Taiwan’s has condemned what it described as “groundless” accusations from the head of the World Health Organization (WHO) that racist slurs against him had come from the island, amid deteriorating relations with the UN’s health agency.

In a statement on Thursday, the territory’s Foreign Ministry expressed “strong dissatisfaction and a high degree of regret, and raised the most solemn protest”. Taiwan is a “mature, highly sophisticated nation and could never instigate personal attacks on the director-general of the WHO, much less express racist sentiments,” it added. 

Taiwan’s 23 million people have themselves been “severely discriminated against” by the politics of the international health system and “condemn all forms of discrimination and injustice,” the statement said.

Taipei has been barred from the United Nations and the WHO, due to pressure from China which claims the island as its own and even stripped of its observer status at the annual World Health Assembly. 

On Wednesday, WHO Director-General Tedros Adhanom Ghebreyesus accused Taiwan’s foreign ministry of being linked to a months-long campaign against him amid the COVID-19 pandemic.

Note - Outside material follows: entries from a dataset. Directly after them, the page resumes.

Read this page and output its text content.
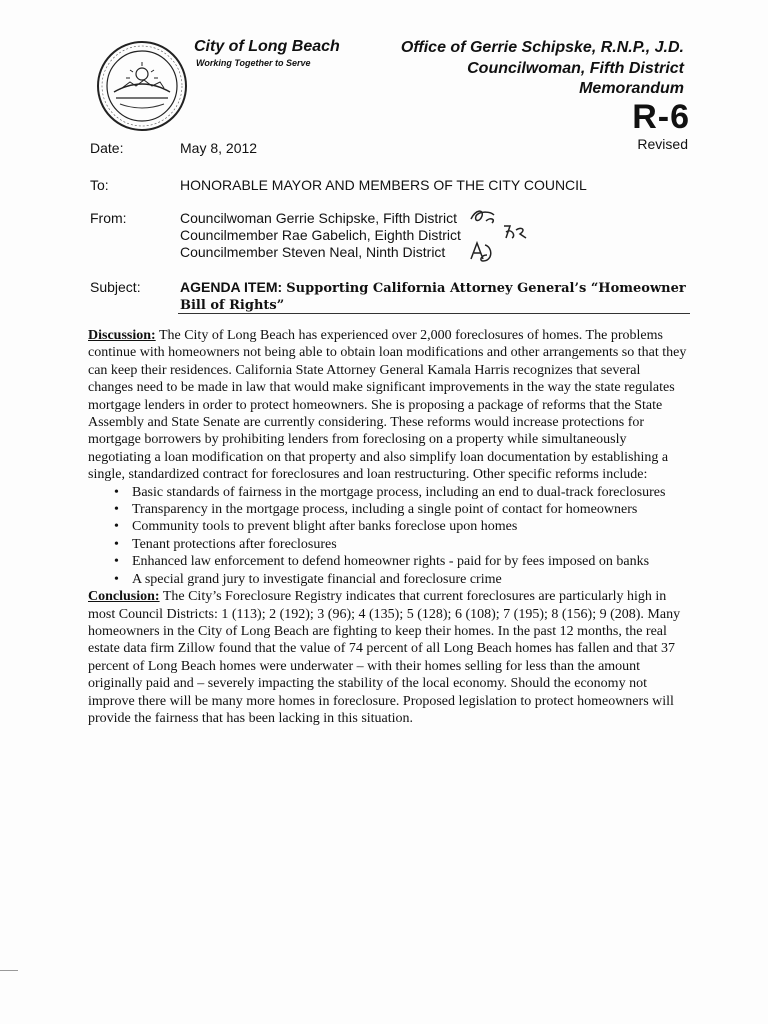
City of Long Beach
Working Together to Serve
Office of Gerrie Schipske, R.N.P., J.D.
Councilwoman, Fifth District
Memorandum
R-6
Revised
Date:	May 8, 2012
To:	HONORABLE MAYOR AND MEMBERS OF THE CITY COUNCIL
From:	Councilwoman Gerrie Schipske, Fifth District
Councilmember Rae Gabelich, Eighth District
Councilmember Steven Neal, Ninth District
Subject:	AGENDA ITEM: Supporting California Attorney General’s “Homeowner Bill of Rights”

Discussion: The City of Long Beach has experienced over 2,000 foreclosures of homes. The problems continue with homeowners not being able to obtain loan modifications and other arrangements so that they can keep their residences. California State Attorney General Kamala Harris recognizes that several changes need to be made in law that would make significant improvements in the way the state regulates mortgage lenders in order to protect homeowners. She is proposing a package of reforms that the State Assembly and State Senate are currently considering. These reforms would increase protections for mortgage borrowers by prohibiting lenders from foreclosing on a property while simultaneously negotiating a loan modification on that property and also simplify loan documentation by establishing a single, standardized contract for foreclosures and loan restructuring. Other specific reforms include:

• Basic standards of fairness in the mortgage process, including an end to dual-track foreclosures
• Transparency in the mortgage process, including a single point of contact for homeowners
• Community tools to prevent blight after banks foreclose upon homes
• Tenant protections after foreclosures
• Enhanced law enforcement to defend homeowner rights - paid for by fees imposed on banks
• A special grand jury to investigate financial and foreclosure crime

Conclusion: The City’s Foreclosure Registry indicates that current foreclosures are particularly high in most Council Districts: 1 (113); 2 (192); 3 (96); 4 (135); 5 (128); 6 (108); 7 (195); 8 (156); 9 (208). Many homeowners in the City of Long Beach are fighting to keep their homes. In the past 12 months, the real estate data firm Zillow found that the value of 74 percent of all Long Beach homes has fallen and that 37 percent of Long Beach homes were underwater – with their homes selling for less than the amount originally paid and – severely impacting the stability of the local economy. Should the economy not improve there will be many more homes in foreclosure. Proposed legislation to protect homeowners will provide the fairness that has been lacking in this situation.
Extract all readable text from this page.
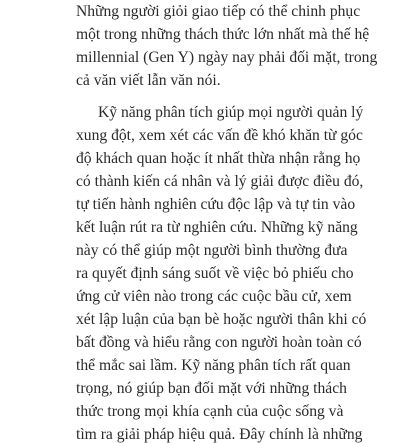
Những người giỏi giao tiếp có thể chinh phục
một trong những thách thức lớn nhất mà thế hệ
millennial (Gen Y) ngày nay phải đối mặt, trong
cả văn viết lẫn văn nói.
Kỹ năng phân tích giúp mọi người quản lý
xung đột, xem xét các vấn đề khó khăn từ góc
độ khách quan hoặc ít nhất thừa nhận rằng họ
có thành kiến cá nhân và lý giải được điều đó,
tự tiến hành nghiên cứu độc lập và tự tin vào
kết luận rút ra từ nghiên cứu. Những kỹ năng
này có thể giúp một người bình thường đưa
ra quyết định sáng suốt về việc bỏ phiếu cho
ứng cử viên nào trong các cuộc bầu cử, xem
xét lập luận của bạn bè hoặc người thân khi có
bất đồng và hiểu rằng con người hoàn toàn có
thể mắc sai lầm. Kỹ năng phân tích rất quan
trọng, nó giúp bạn đối mặt với những thách
thức trong mọi khía cạnh của cuộc sống và
tìm ra giải pháp hiệu quả. Đây chính là những
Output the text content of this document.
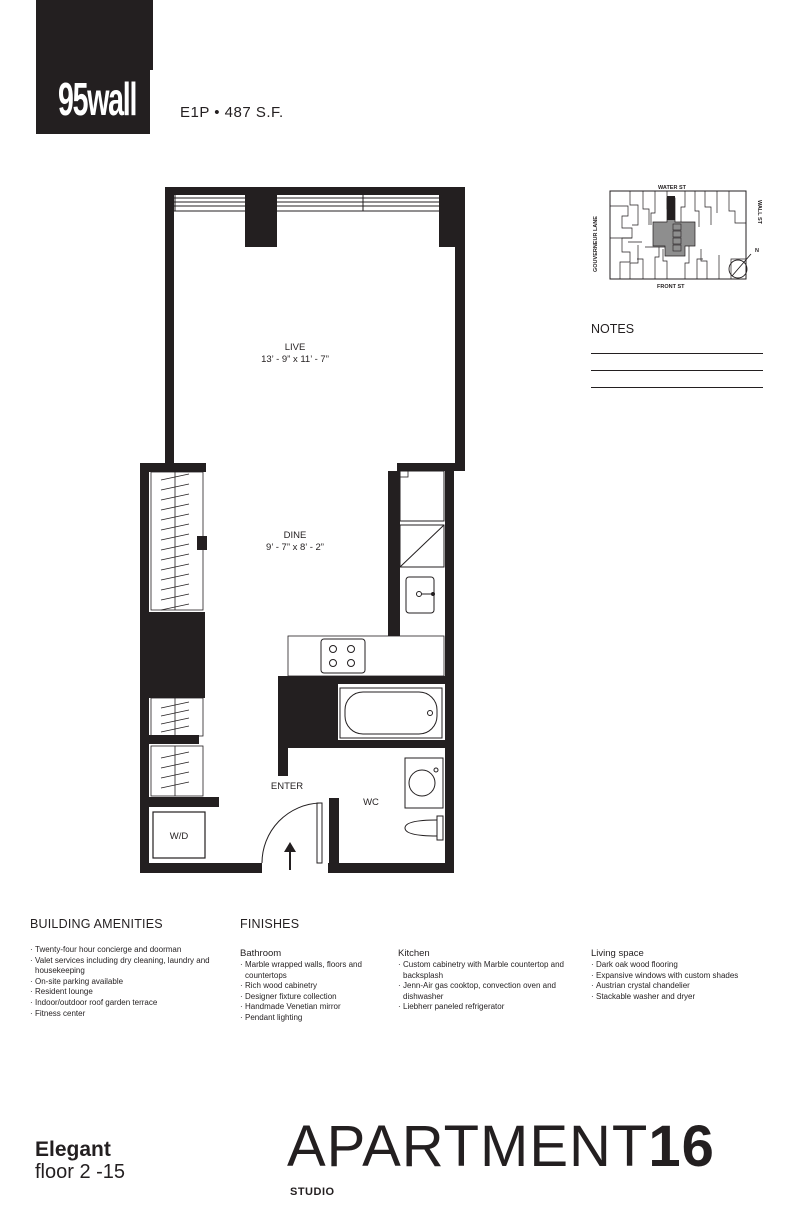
95wall	E1P • 487 S.F.
W/D
LIVE
13’ - 9” x 11’ - 7”
DINE
9’ - 7” x 8’ - 2”
ENTER
WC
WATER ST
FRONT ST
GOUVERNEUR LANE
WALL ST
N
NOTES
BUILDING AMENITIES
· Twenty-four hour concierge and doorman
· Valet services including dry cleaning, laundry and housekeeping
· On-site parking available
· Resident lounge
· Indoor/outdoor roof garden terrace
· Fitness center
FINISHES
Bathroom
· Marble wrapped walls, floors and countertops
· Rich wood cabinetry
· Designer fixture collection
· Handmade Venetian mirror
· Pendant lighting
Kitchen
· Custom cabinetry with Marble countertop and backsplash
· Jenn-Air gas cooktop, convection oven and dishwasher
· Liebherr paneled refrigerator
Living space
· Dark oak wood flooring
· Expansive windows with custom shades
· Austrian crystal chandelier
· Stackable washer and dryer
Elegant
floor 2 -15	APARTMENT16
STUDIO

At a press briefing, Tedros said that since the emergence of the novel coronavirus, he has been personally attacked, including receiving at times, death threats and racist abuse.

“This attack came from Taiwan,” said Tedros, who is a former Ethiopian health and foreign minister and the WHO’s first African leader.

He said Taiwanese diplomats were aware of the attacks but did not dissociate themselves from them. “They even started criticising me in the middle of all those insults and slurs,” Tedros said. “I say it today because it’s enough.”

‘Groundless, imaginary’

The accusations were “groundless” and “imaginary”, Taiwan’s foreign ministry said, calling on Tedros to apologise for his “irresponsible” comments.

Taiwan condemns any form of discrimination and any attacks on the internet against the WHO’s boss have nothing to do with Taiwan’s Foreign Ministry nor have been instigated by it, the ministry added.

Taipei has been proud of its early and so far effective measures against the coronavirus, logging just 379 cases and five deaths to date, far lower than many of its neighbours.

Taiwan has never been ruled by China’s Communist Party, but Beijing claims the island and has long blocked it from the UN and membership of its agencies.

Taiwan says the WHO ignored its questions at the start of the coronavirus outbreak and has not shared with member states information Taiwan provided on the coronavirus, including details on its cases and prevention methods.

The Geneva-based agency has been in a difficult position regarding Taiwan for some time and its staff have faced uncomfortable questions about the matter that have become more pointed in recent weeks. Confronted with them, the organisation released a statement last week saying that it was taking into account Taiwan’s contributions to the virus fight.

“The question of Taiwanese membership in WHO is up to WHO Member States, not WHO staff,” it said.

Global influence

Meanwhile, in the United States, President Donald Trump’s administration has seized the opportunity of the coronavirus pandemic to boost Taiwan’s status in the international arena.

The State Department announced last week it had convened a virtual conference to promote “expanding Taiwan’s participation on the global stage”. Just days before, on March 26, the White House announced that Trump signed a law requiring the US to press for Taiwanese recognition in international forums and to take unspecified action against countries that “undermine the security or prosperity of Taiwan”.

China has made clear its displeasure, noting “the frequent exchanges between the US and Taiwan in the recent days” and ridiculing Washington’s praise of Taipei.

“It seems that the US standard is not that high since Taiwan has donated two million masks and then becomes a model of democracy and a true friend of the US,” Chinese foreign ministry spokeswoman Hua Chunying said last Friday.

“In the current extraordinary period, mutual assistance and support are all welcomed. But I still want to remind the US and Taiwan that if someone tries to take advantage of the epidemic to impair China ‘s core interests, they must be cautious.”